Features
Exit To Montenegro
“In the summer, many people here choose between going to a festival or going to the coast because they don’t have the money to do both,” explained Exit director Ivan Milivojev. “So, we have given them the opportunity to go to the coast and have a festival.”
Milivojev believes he can get largely the same audience for both events as there’s only 300 miles between Novi Sad, where Exit’s held, and the Montenegrin beach.
They’re not twinned festivals sharing the same line-up.
About 40 percent of Budva’s 20,000 or so population is Serbian.
Serbia and Montenegro were the same country until 1996 and remained closely connected for another 10 years.
The Montenegro event is being labeled “an Exit adventure,” rather than being called Exit Festival.
“If they were both Exit, we would confuse ourselves,” Milivojev explained. The Budva Jaz Beach, which is on the Adriatic coast, has some history as a music venue.

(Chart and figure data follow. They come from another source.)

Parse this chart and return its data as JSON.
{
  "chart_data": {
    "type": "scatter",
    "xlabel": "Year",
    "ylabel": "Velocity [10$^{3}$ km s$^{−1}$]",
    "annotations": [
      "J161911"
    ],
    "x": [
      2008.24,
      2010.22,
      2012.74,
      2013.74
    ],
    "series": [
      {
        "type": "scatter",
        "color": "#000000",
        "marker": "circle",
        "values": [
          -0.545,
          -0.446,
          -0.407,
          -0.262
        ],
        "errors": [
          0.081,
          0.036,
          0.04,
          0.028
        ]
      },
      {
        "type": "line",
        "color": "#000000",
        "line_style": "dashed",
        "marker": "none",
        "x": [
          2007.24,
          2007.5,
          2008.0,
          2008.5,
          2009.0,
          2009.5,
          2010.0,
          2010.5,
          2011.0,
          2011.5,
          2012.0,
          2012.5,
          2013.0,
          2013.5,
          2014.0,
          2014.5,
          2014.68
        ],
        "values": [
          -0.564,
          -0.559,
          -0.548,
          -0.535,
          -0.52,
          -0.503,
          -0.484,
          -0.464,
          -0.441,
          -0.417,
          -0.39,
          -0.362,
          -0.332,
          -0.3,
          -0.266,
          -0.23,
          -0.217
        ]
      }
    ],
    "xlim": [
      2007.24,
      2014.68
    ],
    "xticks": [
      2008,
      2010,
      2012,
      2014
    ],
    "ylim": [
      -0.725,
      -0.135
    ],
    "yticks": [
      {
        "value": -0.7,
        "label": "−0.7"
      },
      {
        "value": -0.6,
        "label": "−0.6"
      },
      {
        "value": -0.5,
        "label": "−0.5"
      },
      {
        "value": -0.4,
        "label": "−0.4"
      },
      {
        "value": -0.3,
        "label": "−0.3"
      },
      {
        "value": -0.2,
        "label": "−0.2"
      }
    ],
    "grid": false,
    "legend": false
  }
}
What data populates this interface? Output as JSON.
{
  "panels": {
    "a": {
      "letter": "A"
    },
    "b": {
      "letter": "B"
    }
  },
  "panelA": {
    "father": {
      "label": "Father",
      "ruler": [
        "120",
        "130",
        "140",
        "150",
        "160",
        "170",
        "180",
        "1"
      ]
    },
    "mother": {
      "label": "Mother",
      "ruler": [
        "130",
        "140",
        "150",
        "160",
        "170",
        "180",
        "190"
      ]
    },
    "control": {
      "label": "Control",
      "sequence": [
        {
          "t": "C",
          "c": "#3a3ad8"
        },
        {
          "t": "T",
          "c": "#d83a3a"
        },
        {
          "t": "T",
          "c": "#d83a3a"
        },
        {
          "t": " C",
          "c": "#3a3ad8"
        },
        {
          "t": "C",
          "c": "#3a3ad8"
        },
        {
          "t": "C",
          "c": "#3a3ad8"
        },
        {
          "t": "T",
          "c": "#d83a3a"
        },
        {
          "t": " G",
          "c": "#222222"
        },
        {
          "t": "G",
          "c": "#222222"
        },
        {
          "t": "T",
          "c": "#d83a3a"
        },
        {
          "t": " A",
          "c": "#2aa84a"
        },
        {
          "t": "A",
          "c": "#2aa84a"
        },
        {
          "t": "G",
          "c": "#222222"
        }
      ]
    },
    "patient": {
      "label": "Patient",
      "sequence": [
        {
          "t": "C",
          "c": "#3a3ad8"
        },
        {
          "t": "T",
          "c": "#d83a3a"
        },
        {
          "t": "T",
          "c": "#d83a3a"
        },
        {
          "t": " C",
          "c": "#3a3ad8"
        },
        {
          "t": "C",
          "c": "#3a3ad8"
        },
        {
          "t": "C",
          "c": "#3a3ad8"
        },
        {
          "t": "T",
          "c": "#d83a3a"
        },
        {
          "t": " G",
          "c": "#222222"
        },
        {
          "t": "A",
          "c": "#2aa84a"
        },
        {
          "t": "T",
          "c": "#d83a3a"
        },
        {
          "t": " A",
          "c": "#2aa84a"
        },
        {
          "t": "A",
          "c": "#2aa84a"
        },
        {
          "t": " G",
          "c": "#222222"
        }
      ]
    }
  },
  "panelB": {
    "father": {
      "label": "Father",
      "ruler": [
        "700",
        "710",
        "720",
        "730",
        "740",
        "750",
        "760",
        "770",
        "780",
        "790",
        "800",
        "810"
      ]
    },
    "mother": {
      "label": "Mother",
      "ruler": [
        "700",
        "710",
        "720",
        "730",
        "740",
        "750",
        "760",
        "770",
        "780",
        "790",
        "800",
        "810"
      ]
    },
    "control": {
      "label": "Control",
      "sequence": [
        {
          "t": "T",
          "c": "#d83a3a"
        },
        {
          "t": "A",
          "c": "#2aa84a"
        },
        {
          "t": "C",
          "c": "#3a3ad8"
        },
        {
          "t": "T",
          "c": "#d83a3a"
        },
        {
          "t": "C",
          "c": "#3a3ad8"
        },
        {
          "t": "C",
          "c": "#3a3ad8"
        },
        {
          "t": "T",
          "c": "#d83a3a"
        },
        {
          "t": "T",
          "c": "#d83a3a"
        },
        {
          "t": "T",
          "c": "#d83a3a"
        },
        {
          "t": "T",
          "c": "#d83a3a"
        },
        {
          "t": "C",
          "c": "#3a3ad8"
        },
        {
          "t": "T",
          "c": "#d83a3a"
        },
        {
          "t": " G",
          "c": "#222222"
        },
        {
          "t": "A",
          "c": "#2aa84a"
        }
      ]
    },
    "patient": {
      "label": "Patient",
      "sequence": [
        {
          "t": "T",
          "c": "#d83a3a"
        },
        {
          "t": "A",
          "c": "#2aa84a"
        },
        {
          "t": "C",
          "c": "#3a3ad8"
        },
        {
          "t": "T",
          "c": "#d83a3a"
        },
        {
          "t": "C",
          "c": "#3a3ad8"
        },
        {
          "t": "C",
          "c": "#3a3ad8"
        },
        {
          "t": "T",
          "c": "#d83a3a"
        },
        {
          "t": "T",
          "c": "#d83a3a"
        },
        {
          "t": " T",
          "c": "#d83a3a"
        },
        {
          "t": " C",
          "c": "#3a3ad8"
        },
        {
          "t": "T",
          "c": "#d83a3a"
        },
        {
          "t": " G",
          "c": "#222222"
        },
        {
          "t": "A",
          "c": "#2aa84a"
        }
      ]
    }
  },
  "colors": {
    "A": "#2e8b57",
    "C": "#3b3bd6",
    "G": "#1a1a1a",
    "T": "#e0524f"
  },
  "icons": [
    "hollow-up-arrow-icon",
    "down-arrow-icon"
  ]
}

The Rolling Stones played a in a nearby field in 2007, part of the A Bigger Bang Tour, followed in 2008 by acts including Lenny Kravitz, Armand Van Helden, Goran Bregovic and Zdravko Colic.
Later that year, Madonna played there on her Sticky & Sweet Tour but that was the last major show Budva hosted.
In 2009 it was reported there would be a festival with acts such as Tina Turner, Britney Spears, and Zucchero, but it didn’t happen.
There was a three-year hiatus until a 2012 festival featuring mainly local acts. So far, no acts have been named for either Exit or Sea Dance.